The central discussion today is that AUR has 40%, after losing the presidential election and everything from November through May. Okay, if you want, he's 39%. Nothing changes. We're not working with a microscope.
But perhaps even more interesting than the parliamentary vote indicator is the package on what I like to call confidence in a just world. In social justice, to be precise. Because this triangle - trust in institutions/ voting preference/ belief in a just world - explains many of the surprises we face as a society and a political system, which, unfortunately, we still misread.

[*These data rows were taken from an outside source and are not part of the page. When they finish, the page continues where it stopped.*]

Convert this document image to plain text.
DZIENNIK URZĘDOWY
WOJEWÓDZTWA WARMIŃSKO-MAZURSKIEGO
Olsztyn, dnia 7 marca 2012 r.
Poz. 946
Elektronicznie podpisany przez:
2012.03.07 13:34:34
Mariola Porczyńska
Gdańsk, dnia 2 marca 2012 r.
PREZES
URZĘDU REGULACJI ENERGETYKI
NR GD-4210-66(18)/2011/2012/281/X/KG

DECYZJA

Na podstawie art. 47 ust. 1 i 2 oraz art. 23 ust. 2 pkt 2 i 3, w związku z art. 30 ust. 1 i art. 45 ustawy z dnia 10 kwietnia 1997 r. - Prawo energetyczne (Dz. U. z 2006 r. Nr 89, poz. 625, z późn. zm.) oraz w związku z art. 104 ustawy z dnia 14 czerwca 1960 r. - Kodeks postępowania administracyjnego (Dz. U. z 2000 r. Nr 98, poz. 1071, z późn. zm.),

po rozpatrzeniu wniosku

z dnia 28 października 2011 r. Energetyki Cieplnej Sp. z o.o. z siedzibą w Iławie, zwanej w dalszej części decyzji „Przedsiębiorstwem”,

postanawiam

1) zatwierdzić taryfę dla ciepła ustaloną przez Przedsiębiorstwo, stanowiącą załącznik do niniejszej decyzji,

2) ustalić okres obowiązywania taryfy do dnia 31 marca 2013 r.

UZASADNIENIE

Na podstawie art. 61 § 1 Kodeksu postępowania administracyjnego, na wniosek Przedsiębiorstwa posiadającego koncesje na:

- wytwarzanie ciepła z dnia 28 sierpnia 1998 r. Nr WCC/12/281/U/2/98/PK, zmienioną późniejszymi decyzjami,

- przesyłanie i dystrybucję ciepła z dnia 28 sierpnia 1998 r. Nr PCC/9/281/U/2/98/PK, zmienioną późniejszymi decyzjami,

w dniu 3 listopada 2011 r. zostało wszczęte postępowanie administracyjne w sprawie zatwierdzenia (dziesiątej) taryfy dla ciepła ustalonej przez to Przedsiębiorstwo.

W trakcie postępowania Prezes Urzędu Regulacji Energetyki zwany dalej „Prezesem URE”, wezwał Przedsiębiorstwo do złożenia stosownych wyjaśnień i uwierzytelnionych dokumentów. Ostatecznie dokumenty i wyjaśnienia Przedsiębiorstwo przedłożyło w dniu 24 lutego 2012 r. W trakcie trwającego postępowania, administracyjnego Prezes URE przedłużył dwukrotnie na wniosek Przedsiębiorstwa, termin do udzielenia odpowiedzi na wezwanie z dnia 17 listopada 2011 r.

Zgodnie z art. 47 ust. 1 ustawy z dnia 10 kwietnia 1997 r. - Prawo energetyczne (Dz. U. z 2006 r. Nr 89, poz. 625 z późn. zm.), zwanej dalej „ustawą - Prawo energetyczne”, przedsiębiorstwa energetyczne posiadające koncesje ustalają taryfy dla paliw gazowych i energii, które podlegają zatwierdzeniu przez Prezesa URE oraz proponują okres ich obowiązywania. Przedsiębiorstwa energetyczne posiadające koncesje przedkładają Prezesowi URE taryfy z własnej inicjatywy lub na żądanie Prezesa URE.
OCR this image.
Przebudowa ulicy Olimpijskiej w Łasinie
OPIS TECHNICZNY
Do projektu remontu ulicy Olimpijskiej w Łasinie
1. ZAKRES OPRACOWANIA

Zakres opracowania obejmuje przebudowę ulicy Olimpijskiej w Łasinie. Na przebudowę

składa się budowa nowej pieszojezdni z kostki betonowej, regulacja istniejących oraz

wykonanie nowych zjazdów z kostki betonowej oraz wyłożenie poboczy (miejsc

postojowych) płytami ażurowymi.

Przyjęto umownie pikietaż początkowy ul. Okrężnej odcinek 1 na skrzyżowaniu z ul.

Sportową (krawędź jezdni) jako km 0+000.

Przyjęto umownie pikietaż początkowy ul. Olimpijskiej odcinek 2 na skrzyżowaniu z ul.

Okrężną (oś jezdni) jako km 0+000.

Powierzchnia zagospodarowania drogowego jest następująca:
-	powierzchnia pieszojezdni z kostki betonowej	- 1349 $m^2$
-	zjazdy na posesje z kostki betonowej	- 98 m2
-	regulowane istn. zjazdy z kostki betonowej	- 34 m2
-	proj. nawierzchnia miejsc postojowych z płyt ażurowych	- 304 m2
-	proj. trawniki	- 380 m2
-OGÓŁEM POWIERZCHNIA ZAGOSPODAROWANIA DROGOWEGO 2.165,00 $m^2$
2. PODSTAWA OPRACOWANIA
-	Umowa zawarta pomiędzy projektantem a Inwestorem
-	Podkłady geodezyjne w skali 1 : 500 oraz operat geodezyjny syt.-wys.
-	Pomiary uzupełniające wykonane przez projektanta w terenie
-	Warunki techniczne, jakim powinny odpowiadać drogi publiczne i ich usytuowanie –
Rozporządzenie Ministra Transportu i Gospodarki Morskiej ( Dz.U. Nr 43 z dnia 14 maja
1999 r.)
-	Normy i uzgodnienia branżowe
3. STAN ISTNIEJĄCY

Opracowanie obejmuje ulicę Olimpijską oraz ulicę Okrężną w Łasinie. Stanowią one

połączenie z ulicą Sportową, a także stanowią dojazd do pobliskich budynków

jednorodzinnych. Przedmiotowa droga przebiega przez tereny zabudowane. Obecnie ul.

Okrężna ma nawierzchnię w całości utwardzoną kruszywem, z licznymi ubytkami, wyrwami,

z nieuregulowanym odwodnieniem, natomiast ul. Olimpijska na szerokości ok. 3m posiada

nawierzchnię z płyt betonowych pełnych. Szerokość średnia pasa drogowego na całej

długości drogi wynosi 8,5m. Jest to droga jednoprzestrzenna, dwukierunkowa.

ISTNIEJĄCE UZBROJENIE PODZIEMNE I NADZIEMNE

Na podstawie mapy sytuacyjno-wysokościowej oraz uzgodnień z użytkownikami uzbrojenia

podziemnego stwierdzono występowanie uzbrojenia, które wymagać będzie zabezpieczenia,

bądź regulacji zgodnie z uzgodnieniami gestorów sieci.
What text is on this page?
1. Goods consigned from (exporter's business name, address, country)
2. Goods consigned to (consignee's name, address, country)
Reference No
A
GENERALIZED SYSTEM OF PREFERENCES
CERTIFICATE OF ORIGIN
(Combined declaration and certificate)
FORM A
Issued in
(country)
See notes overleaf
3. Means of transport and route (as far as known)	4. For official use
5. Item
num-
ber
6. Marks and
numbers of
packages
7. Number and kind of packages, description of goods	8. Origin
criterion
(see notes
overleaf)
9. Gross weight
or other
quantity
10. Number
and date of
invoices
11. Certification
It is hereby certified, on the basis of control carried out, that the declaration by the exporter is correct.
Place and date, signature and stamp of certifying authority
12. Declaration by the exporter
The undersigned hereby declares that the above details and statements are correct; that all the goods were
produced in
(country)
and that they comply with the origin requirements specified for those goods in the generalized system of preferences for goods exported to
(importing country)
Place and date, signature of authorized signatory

Romanians believe that success is the result of corruption or relationships, that the state is to blame for their problems, that it holds them back and that it is generally the 'pilots' who profit, not the competent. But it's not just about the state. Make no illusions. It is also about the job market and the chances of getting a good job or a promotion in a serious private firm.
There is a total distrust in all sectors of social and economic and political life in Romania. I see something sadder here in this diagnosis. It's not that we're talking about one-off and deviant cases, but about a system in which our society and our economy function, in which 'connections' are actually more useful than competence in bureaucracies, but also for obtaining contracts, whether public or private. This is what I think people are telling us. And these things also explain the revolt that has grafted, almost irrationally, our political system from November to May.
As I have been saying all along, we are not yet talking so much about radicalization or anti-Europeanism among our public, but about such a huge discontent, stemming from a terrible gap between expectations and reality, that it may lead us in the medium term into an uncontrollable situation.
The theme, the fundamental grievance in our society, is not austerity. The theme is social justice. Which, if we play it badly, precisely on the occasion of austerity, we turn it into a bomb and the antechamber of radicalization.
The last two paragraphs also lead us to our most recent study, Public Perception of Communism. The nostalgic milestones. Some have said that the data show nothing new, that a cosmeticized form of seeing the golden era and Nicolae Ceausescu has been around for years, even after all that sociologists call residual communism has faded as we move away from the 90s. And it's true, comparable figures have been around, including INSCOP has measured this several times. It's just that we are now dealing with a very different political context full of risks. What we didn't have 10 years ago, for example. The memory game was not then a game with the future. Then, this X-ray from the latest INSCOP survey is very complex, touches many dimensions and is provided to the public together with a significant amount of statistical analysis detailing the responses by relevant socio-demographic segments. And it is only here that the surprises come and public discussion and policy should begin.
Otherwise, whether it is extremism or not, whether it is the hand of the "enemies" or not, whether it is a doctrinaire assessment or not are topics for future material.